Percival wasn’t listening. “Happy families, my dear,” he said and rustled the paper.
“
I had a little boy cousin,” Amy continued, now speaking to the crackle of the flames in the huge fireplace. “Until he started Kindergarten, we used to play together. Once it was so hot, he took all his clothes off. I was only three or four, and I was shocked. What’s that? I demanded, pointing. He was quite surprised. ‘My dingle, of course’, he said. ‘What’s your dingle like?’ I felt quite confused. Had my mother missed out dingles when I was born? I said, shamefaced, ‘I don’t have a dingle?’ This upset him even more.

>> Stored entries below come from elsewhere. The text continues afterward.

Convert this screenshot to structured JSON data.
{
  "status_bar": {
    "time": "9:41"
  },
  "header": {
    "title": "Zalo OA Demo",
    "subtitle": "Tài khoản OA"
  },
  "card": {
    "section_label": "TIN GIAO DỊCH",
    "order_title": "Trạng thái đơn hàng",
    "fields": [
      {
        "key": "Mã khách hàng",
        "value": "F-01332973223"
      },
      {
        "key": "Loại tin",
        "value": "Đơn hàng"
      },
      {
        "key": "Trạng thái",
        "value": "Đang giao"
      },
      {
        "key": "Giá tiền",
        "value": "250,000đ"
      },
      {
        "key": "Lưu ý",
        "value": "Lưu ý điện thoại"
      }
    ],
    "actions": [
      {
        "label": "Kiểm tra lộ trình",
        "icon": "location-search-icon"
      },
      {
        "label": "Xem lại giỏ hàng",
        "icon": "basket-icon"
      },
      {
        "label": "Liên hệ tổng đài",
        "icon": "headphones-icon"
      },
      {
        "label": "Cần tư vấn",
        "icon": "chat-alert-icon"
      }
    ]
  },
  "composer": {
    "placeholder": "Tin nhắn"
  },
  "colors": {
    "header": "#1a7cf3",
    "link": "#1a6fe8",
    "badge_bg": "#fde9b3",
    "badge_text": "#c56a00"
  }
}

He couldn’t tell which one of us was weird. ‘So how do you do wee wees?’ he asked with a yelp. ‘Easy. I sit on the loo and it just happens,’ I insisted. I asked my mother about dingles afterwards, and she stopped my cousin coming to play, which was a shame. But people were more proper in those days.” She pushed her hand beneath the open pages and patted Percival’s knee. “But my Percy has a nice dingle, and he taught me all about it.”
“Yes, that’s right dear,” murmured Percival without paying the slightest attention.
Ruby was giggling, and said, “It was my father who taught me the truth of dingles.”
Sylvia looked up, mouth snapping open abruptly. “Now that could mean several different things – maybe good – maybe not so good. You certainly never told me that before.”
“You never asked,” Ruby sighed. “I’ll tell you more another day.”
Sylvia’s mouth remained open with several words unsaid, but it was Lavender rushing in who stopped any further discussion. “Sylvia and Harry,” she squeaked, “it’s your gambling lady. Iris isn’t it. She’s terribly worried.”
“She’s seen something,” said Sylvia, hoisting up her skirts, rising with difficulty from the low velvet couch, and hurried out into the hall.
“Or done something,” said Harry, running after.
Iris, wearing a smart new navy trench coat, stood dripping rain onto the carpet, her hair in pale streams over her small head. She had walked all the way to Rochester Manor from the safe house on the other side of Cheltenham and looked both utterly exhausted and utterly distraught. “My lovely new friend,” she quavered, “Joyce, my dearest, dearest new friend Joyce.”